Toshiba ungraded its Chromebook 2 line with faster fifth-generation Intel Core i3 or Celeron processors and several other improvements.
The latest Chromebook 2 versions are getting the faster CPUs to replace fourth-generation Intel processors of previous versions, the company recently announced. Also coming in the new versions are LED backlit keyboards for easier use in dark places as well as displays with high resolution. The new machines will be available with up to 4GB of RAM for increased performance.
“As more people use Chromebooks for productivity and rely more often on the Web for content creation and entertainment, devices need to be better equipped for these higher processing demands and built with hardware features that optimize Chrome OS,” Philip Osako, senior director of product marketing for the digital products division of Toshiba America Information Systems, said in a statement. “With the launch of our latest Chromebook 2 models, Toshiba delivers brilliant performance for an outstanding experience on and off the Web with entertainment-inspired hardware features that make the most of Chrome OS and enable customers to get things done faster wherever their Chromebook 2 takes them.”
The latest Toshiba Chromebook 2, which will be available in October, will include a 13.3-inch diagonal Full HD (1920 by 1080) In-Plane Switching (IPS) display that can be read at an angle, front-facing stereo speakers from Skullcandy, dual array microphones and an HD Webcam.
The Chromebook 2 will also include an estimated 8.5-hour battery life as well as 802.11ac WiFi, one USB 3.0 port, one USB 2.0 port, High-Definition Multimedia Interface (HDMI) output, an SD card slot and a security lock slot. The Chromebook 2 measures 12 inches across and weighs 2.9 pounds.
The devices are priced at $329.99 with an Intel Celeron processor or $429.99 with an Intel Core i3 processor.
Google has been promoting Chromebooks since the first one debuted in June 2011, two years after the company introduced the Chrome OS, according to an earlier eWEEK report. Now, four years later, Google’s effort is paying off with steady growth of Chromebook production and sales.
In August, Dell unveiled the Chromebook 13, the company’s first premium-level business Chromebook that incorporates features and security required by enterprise users.

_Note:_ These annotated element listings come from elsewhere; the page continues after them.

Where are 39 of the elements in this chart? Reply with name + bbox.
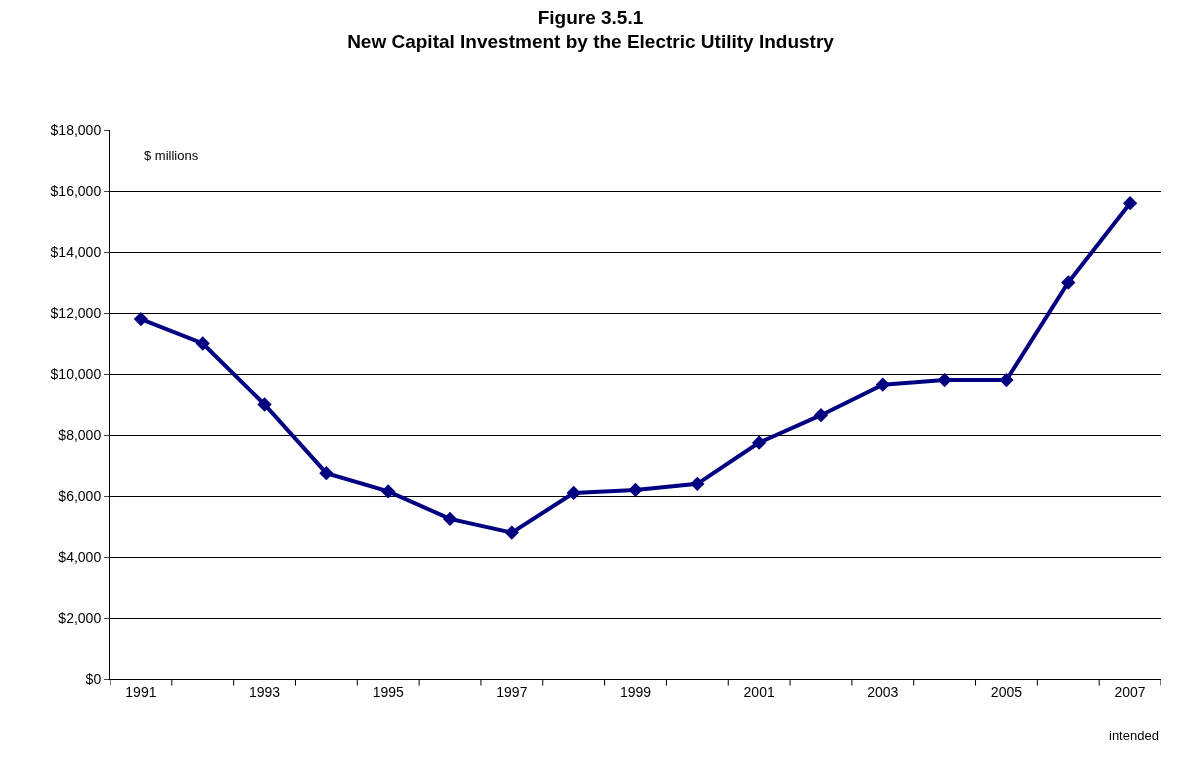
point — [875, 377, 890, 392]
point — [690, 476, 705, 491]
y-tick-label: $18,000 — [50, 121, 102, 138]
annotation: $ millions — [144, 148, 199, 163]
y-tick-label: $6,000 — [58, 487, 102, 504]
point — [1122, 196, 1138, 211]
point — [813, 408, 829, 423]
x-tick-label: 1997 — [496, 683, 528, 700]
point — [937, 372, 952, 388]
chart-title: Figure 3.5.1 New Capital Investment by the Electric Utility Industry — [347, 6, 835, 53]
point — [566, 485, 581, 501]
x-tick-label: 1995 — [372, 683, 404, 700]
point — [752, 435, 767, 450]
point — [628, 482, 643, 498]
x-tick-label: 2007 — [1114, 683, 1146, 700]
y-tick-label: $12,000 — [50, 304, 102, 321]
x-tick-label: 2003 — [867, 683, 899, 700]
point — [504, 525, 519, 540]
y-tick-label: $8,000 — [58, 426, 102, 443]
x-tick-label: 1993 — [248, 683, 281, 700]
y-tick-label: $16,000 — [50, 182, 102, 199]
point — [195, 336, 210, 351]
y-tick-label: $4,000 — [58, 548, 102, 565]
x-tick-label: 1991 — [125, 683, 157, 700]
point — [442, 511, 458, 527]
x-tick-label: 2005 — [990, 683, 1023, 700]
point — [1061, 275, 1076, 290]
point — [999, 372, 1014, 388]
point — [133, 311, 149, 327]
x-tick-label: 1999 — [619, 683, 652, 700]
point — [381, 484, 396, 499]
point — [319, 465, 334, 481]
y-tick-label: $10,000 — [50, 365, 102, 382]
y-tick-label: $0 — [85, 670, 102, 687]
text: intended — [1109, 728, 1159, 743]
x-tick-label: 2001 — [743, 683, 775, 700]
y-tick-label: $14,000 — [50, 243, 102, 260]
y-tick-label: $2,000 — [58, 609, 102, 626]
point — [257, 397, 272, 412]
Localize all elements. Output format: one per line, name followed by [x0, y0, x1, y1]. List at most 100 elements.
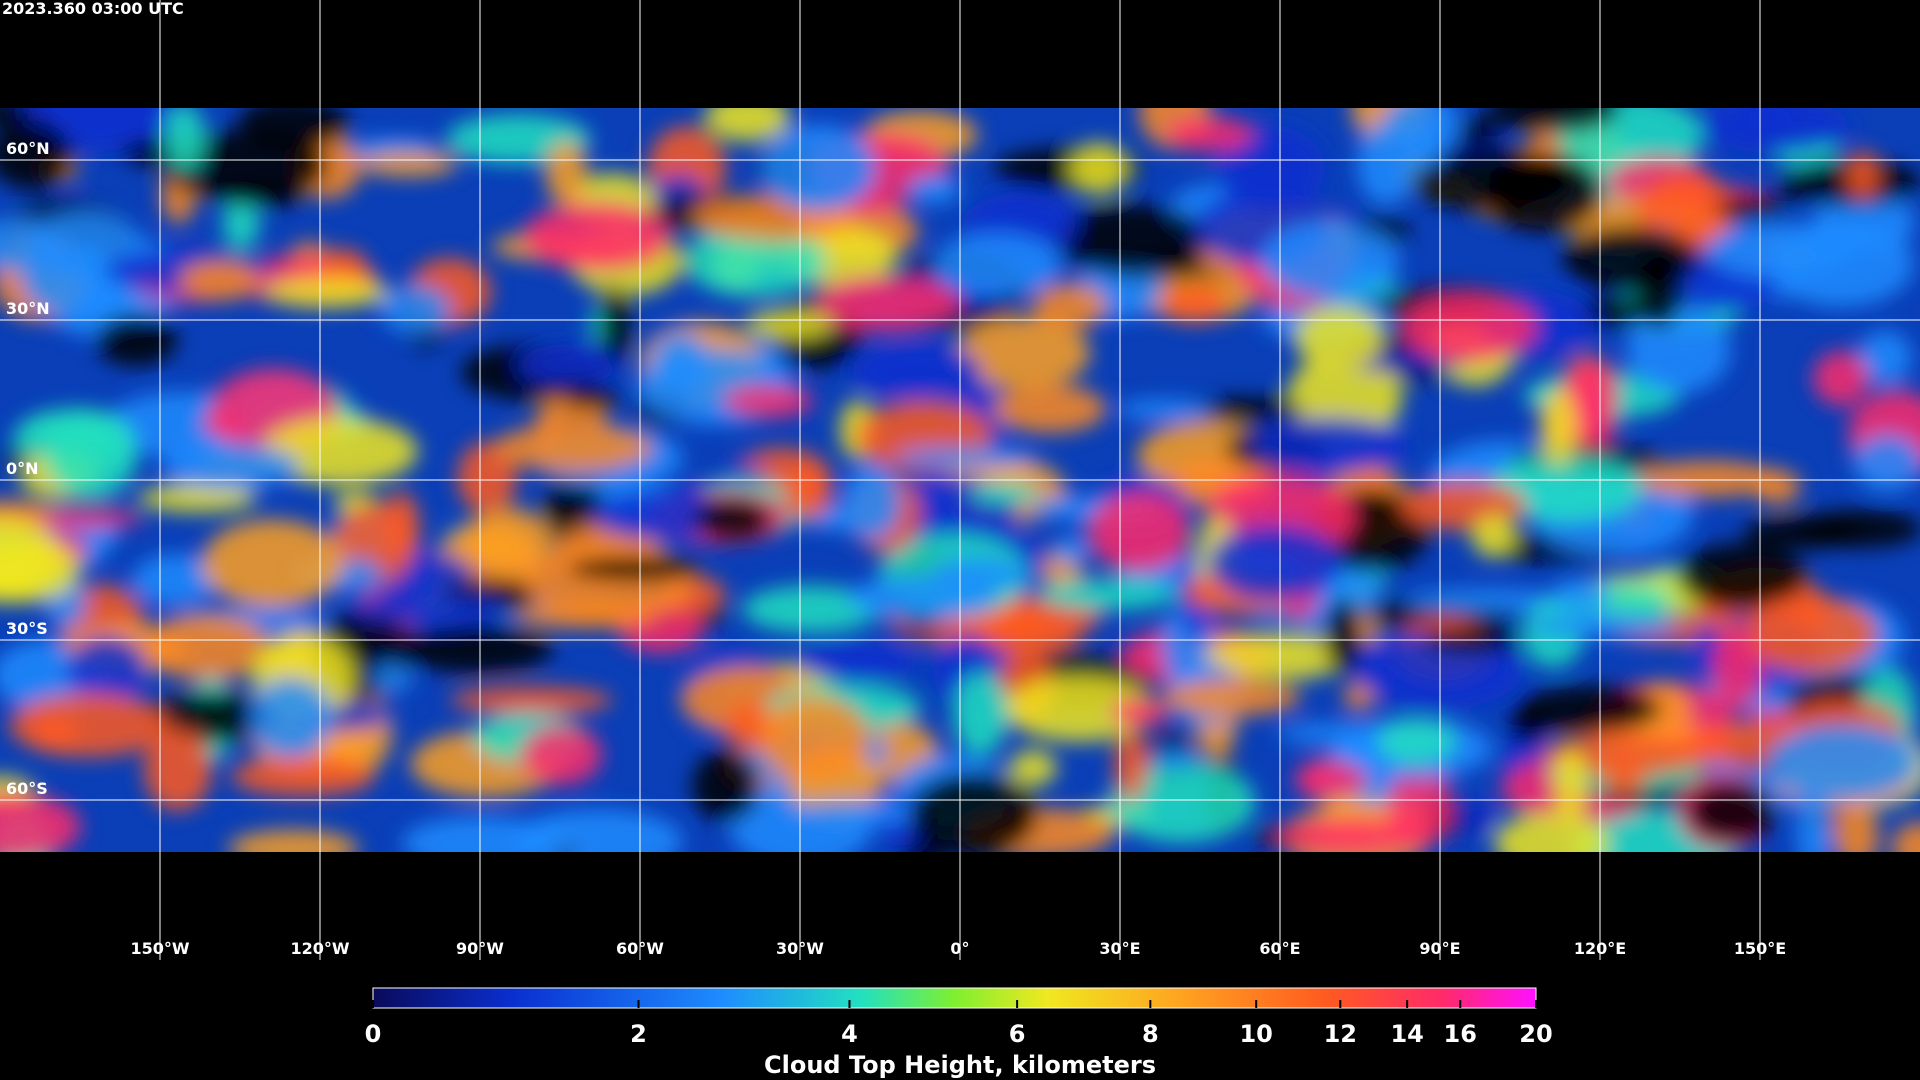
cloud-patch: [144, 613, 271, 681]
cloud-patch: [1032, 283, 1108, 329]
cloud-patch: [1165, 116, 1254, 152]
cloud-patch: [566, 556, 701, 582]
lon-label: 150°E: [1734, 939, 1786, 958]
cloud-patch: [515, 602, 654, 629]
cloud-patch: [522, 201, 672, 272]
cloud-patch: [723, 385, 814, 418]
cloud-patch: [1008, 749, 1057, 787]
cloud-patch: [908, 173, 961, 205]
cloud-patch: [1160, 679, 1302, 716]
cloud-patch: [179, 259, 261, 301]
cloud-patch: [955, 316, 1091, 390]
cloud-patch: [1384, 108, 1461, 155]
cloud-patch: [1626, 307, 1731, 394]
cloud-patch: [1324, 598, 1362, 674]
colorbar-tick-label: 8: [1142, 1020, 1159, 1048]
graticule: 60°N 30°N 0°N 30°S 60°S 150°W 120°W 90°W 60°W 30°…: [0, 0, 1920, 960]
cloud-patch: [1248, 416, 1409, 473]
cloud-patch: [1712, 627, 1762, 709]
cloud-patch: [463, 507, 553, 575]
cloud-patch: [1714, 196, 1790, 219]
cloud-patch: [132, 553, 219, 606]
cloud-patch: [1685, 780, 1777, 843]
cloud-patch: [1087, 491, 1191, 572]
cloud-patch: [980, 614, 1082, 655]
cloud-patch: [1493, 812, 1610, 852]
cloud-patch: [1562, 226, 1699, 291]
cloud-patch: [1699, 108, 1850, 154]
cloud-patch: [1056, 204, 1210, 276]
cloud-patch: [95, 314, 178, 367]
colorbar-tick-label: 20: [1519, 1020, 1552, 1048]
cloud-patch: [1114, 729, 1149, 802]
cloud-patch: [908, 772, 1038, 852]
cloud-patch: [1846, 150, 1880, 200]
cloud-patch: [380, 284, 451, 334]
colorbar-tick-label: 6: [1009, 1020, 1026, 1048]
cloud-patch: [1635, 460, 1780, 498]
cloud-patch: [1410, 148, 1572, 212]
cloud-patch: [760, 124, 877, 212]
cloud-patch: [1891, 821, 1920, 852]
cloud-patch: [1471, 515, 1517, 558]
cloud-patch: [1517, 685, 1662, 733]
lat-label: 60°N: [6, 139, 50, 158]
lat-label: 60°S: [6, 779, 48, 798]
cloud-patch: [1377, 718, 1457, 764]
cloud-patch: [1068, 142, 1129, 195]
cloud-patch: [399, 625, 554, 674]
cloud-patch: [812, 275, 960, 332]
lon-label: 0°: [950, 939, 969, 958]
cloud-patch: [19, 418, 132, 439]
cloud-patch: [742, 585, 881, 634]
cloud-patch: [843, 463, 901, 541]
cloud-patch: [1858, 330, 1912, 385]
colorbar-tick-label: 10: [1239, 1020, 1272, 1048]
cloud-patch: [1554, 748, 1588, 824]
lon-label: 30°W: [776, 939, 824, 958]
cloud-patch: [457, 441, 517, 514]
cloud-patch: [222, 196, 260, 250]
cloud-patch: [1743, 595, 1878, 673]
cloud-patch: [517, 344, 621, 385]
cloud-patch: [358, 150, 458, 177]
cloud-patch: [264, 277, 389, 308]
cloud-patch: [952, 671, 1009, 756]
cloud-patch: [1540, 387, 1577, 467]
cloud-patch: [694, 497, 773, 541]
cloud-patch: [792, 800, 937, 825]
colorbar: [372, 987, 1537, 1009]
cloud-patch: [545, 140, 588, 206]
cloud-patch: [783, 465, 832, 521]
colorbar-tick-label: 16: [1444, 1020, 1477, 1048]
cloud-patch: [1424, 628, 1522, 653]
cloud-patch: [1004, 675, 1155, 743]
timestamp: 2023.360 03:00 UTC: [2, 0, 184, 18]
lon-label: 150°W: [130, 939, 189, 958]
cloud-patch: [1294, 306, 1384, 371]
cloud-patch: [704, 108, 791, 142]
cloud-patch: [1676, 543, 1807, 611]
cloud-patch: [1118, 399, 1213, 420]
cloud-patch: [143, 729, 213, 811]
cloud-patch: [1577, 297, 1650, 327]
cloud-patch: [1550, 578, 1610, 610]
cloud-patch: [1603, 751, 1646, 796]
cloud-patch: [931, 558, 1027, 590]
cloud-patch: [493, 423, 654, 472]
cloud-patch: [1151, 747, 1197, 771]
lon-label: 60°E: [1259, 939, 1300, 958]
cloud-patch: [1766, 724, 1920, 802]
cloud-patch: [1216, 125, 1326, 211]
cloud-patch: [237, 108, 349, 150]
cloud-patch: [1853, 434, 1920, 491]
lon-label: 90°W: [456, 939, 504, 958]
cloud-patch: [599, 285, 631, 363]
cloud-patch: [1404, 588, 1568, 612]
cloud-patch: [1796, 787, 1831, 852]
lon-label: 30°E: [1099, 939, 1140, 958]
cloud-patch: [201, 519, 345, 608]
cloud-patch: [1529, 613, 1679, 638]
cloud-patch: [161, 443, 300, 489]
cloud-patch: [1038, 578, 1177, 611]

The device features a 13.3-inch display, a choice of processors up to 5th generation Intel Core i5 CPUs, up to 12 hours of battery life and more.
The Chromebook 13 runs on the Google Chrome operating system and provides users with manageability and security software and applications that are built for business users. The Chromebook 13, which starts at $399, can be configured with a wide range of performance, speed and mobility options, including Intel Celeron, Core i3 or Core i5 processors with up to 8GB of RAM, according to Dell.
In April, Asus introduced the first convertible laptop and tablet Chromebook, the all-metal Asus Chromebook Flip, starting at $249. The machine includes a Rockchip 3288 processor, a choice of 2GB or 4GB of memory, a choice of 16GB of eMMC storage or 16GB of solid-state drive (SSD) storage, a 10.1-inch IPS display, an ARM Mali 760 quad-core graphics chip, battery life of up to 10 hours on a charge, an integrated track-pad, Bluetooth 4.0 and built-in 802.11ac WiFi.
In January, Acer unveiled two new Chromebooks geared for schools and students. The machines are designed to hold up under rough treatment and include features to help students complete their schoolwork at home or at school. The Acer Chromebook C910 with a 15.6-inch display starts at $299.99, and the Acer Chromebook C740 with an 11.6-inch display starts at $259.99. The Acer C910 is aimed at school lab and classroom uses, where the larger devices can be shared by multiple students. The Acer C740 is a compact Chromebook that fits well in backpacks so it can be easily transported home by students.